Page 2 of 3
4: Many of the very richest pay no current income taxes at all.
John Paulson, the most successful hedge fund manager of all, bet against the mortgage market one year and then bet with Glenn Beck in the gold market the next. Paulson made himself $9 billion in fees in just two years. His current tax bill on that $9 billion? Zero.
Congress lets hedge fund managers earn all they can now and pay their taxes years from now.
In 2007, Congress debated whether hedge fund managers should pay the top tax rate that applies to wages, bonuses and other compensation for their labors, which is 35 percent. That tax rate starts at about $300,000 of taxable income; not even pocket change to Paulson, but almost 12 years of gross pay to the median-wage worker.
The Republicans and a key Democrat, Sen. Charles Schumer of New York, fought to keep the tax rate on hedge fund managers at 15 percent, arguing that the profits from hedge funds should be considered capital gains, not ordinary income, which got a lot of attention in the news.
What the news media missed is that hedge fund managers don't even pay 15 percent. At least, not currently. So long as they leave their money, known as "carried interest," in the hedge fund, their taxes are deferred. They only pay taxes when they cash out, which could be decades from now for younger managers. How do these hedge fund managers get money in the meantime? By borrowing against the carried interest, often at absurdly low rates -- currently about 2 percent.
Lots of other people live tax-free, too. I have Donald Trump's tax records for four years early in his career. He paid no taxes for two of those years. Big real-estate investors enjoy tax-free living under a 1993 law President Clinton signed. It lets "professional" real-estate investors use paper losses like depreciation on their buildings against any cash income, even if they end up with negative incomes like Trump.
Frank and Jamie McCourt, who own the Los Angeles Dodgers, have not paid any income taxes since at least 2004, their divorce case revealed. Yet they spent $45 million one year alone. How? They just borrowed against Dodger ticket revenue and other assets. To the IRS, they look like paupers.
In Wisconsin, Terrence Wall, who unsuccessfully sought the Republican nomination for US Senate in 2010, paid no income taxes on as much as $14 million of recent income, his disclosure forms showed. Asked about his living tax-free while working people pay taxes, he had a simple response: Everyone should pay less.
5: And (surprise!) since Reagan, only the wealthy have gained significant income.

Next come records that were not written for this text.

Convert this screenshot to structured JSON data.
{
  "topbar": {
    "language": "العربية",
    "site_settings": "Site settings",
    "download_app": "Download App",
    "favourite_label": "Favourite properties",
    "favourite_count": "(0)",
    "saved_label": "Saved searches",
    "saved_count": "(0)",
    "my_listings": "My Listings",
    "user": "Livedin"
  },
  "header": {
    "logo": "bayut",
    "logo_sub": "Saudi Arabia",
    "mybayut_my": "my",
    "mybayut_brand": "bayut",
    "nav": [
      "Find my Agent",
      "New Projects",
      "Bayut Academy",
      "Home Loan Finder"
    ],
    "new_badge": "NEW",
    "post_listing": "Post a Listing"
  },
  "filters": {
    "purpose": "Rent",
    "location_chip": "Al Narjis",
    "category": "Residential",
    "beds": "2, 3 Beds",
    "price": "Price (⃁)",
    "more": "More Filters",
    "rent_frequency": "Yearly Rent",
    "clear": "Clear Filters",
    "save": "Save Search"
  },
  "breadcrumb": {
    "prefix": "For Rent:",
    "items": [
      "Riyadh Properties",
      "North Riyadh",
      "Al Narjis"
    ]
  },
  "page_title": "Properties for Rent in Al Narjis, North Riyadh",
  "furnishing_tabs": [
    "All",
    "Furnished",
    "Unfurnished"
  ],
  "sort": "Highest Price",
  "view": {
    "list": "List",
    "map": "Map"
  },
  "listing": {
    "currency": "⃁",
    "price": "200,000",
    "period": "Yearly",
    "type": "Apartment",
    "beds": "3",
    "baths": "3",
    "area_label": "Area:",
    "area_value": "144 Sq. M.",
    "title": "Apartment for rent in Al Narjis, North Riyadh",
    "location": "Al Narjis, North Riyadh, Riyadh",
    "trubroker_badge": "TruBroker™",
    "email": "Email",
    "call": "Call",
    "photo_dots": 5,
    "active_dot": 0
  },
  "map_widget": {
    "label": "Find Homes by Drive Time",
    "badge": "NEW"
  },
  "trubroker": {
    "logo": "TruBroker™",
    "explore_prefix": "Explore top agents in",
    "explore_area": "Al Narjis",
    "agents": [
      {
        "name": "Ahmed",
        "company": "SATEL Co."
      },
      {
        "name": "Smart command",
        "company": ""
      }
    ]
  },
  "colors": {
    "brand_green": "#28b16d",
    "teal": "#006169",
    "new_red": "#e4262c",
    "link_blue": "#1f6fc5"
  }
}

The Heritage Foundation, the Cato Institute and similar conservative marketing organizations tell us relentlessly that lower tax rates will make us all better off.
"When tax rates are reduced, the economy's growth rate improves and living standards increase," according to Daniel J Mitchell, an economist at Heritage until he joined Cato. He says that supply-side economics is "the simple notion that lower tax rates will boost work, saving, investment and entrepreneurship."
When Reagan was elected president, the marginal tax rate for income was 70 percent. He cut it to 50 percent and then 28 percent starting in 1987. It was raised by George HW Bush and Clinton and then cut by George W Bush. The top rate is now 35 percent.
Since 1980, when President Reagan won election promising prosperity through tax cuts, the average income of the vast majority -- the bottom 90 percent of Americans -- has increased a meager $303, or 1 percent. Put another way, for each dollar people in the vast majority made in 1980, in 2008 their income was up to $1.01.
Those at the top did better. The top 1 percent's average income more than doubled to $1.1 million, according to an analysis of tax data by economists Thomas Piketty and Emmanuel Saez. The really rich, the top 10th of 1 percent, each enjoyed almost $4 in 2008 for each dollar in 1980.
The top 300,000 Americans now enjoy almost as much income as the bottom 150 million, the data show.
6: When it comes to corporations, the story is much the same -- less taxes.
Corporate profits in 2008, the latest year for which data is available, were $1,830 billion, up almost 12 percent from $1,638.7 in 2000. Yet even though corporate tax rates have not been cut, corporate income-tax revenues fell to $230 billion from $249 billion—an 8 percent decline, thanks to a number of loopholes. The official 2010 profit numbers are not added up and released by the government, but the amount paid in corporate taxes is: In 2010 they fell further, to $191 billion -- a decline of more than 23 percent compared with 2000.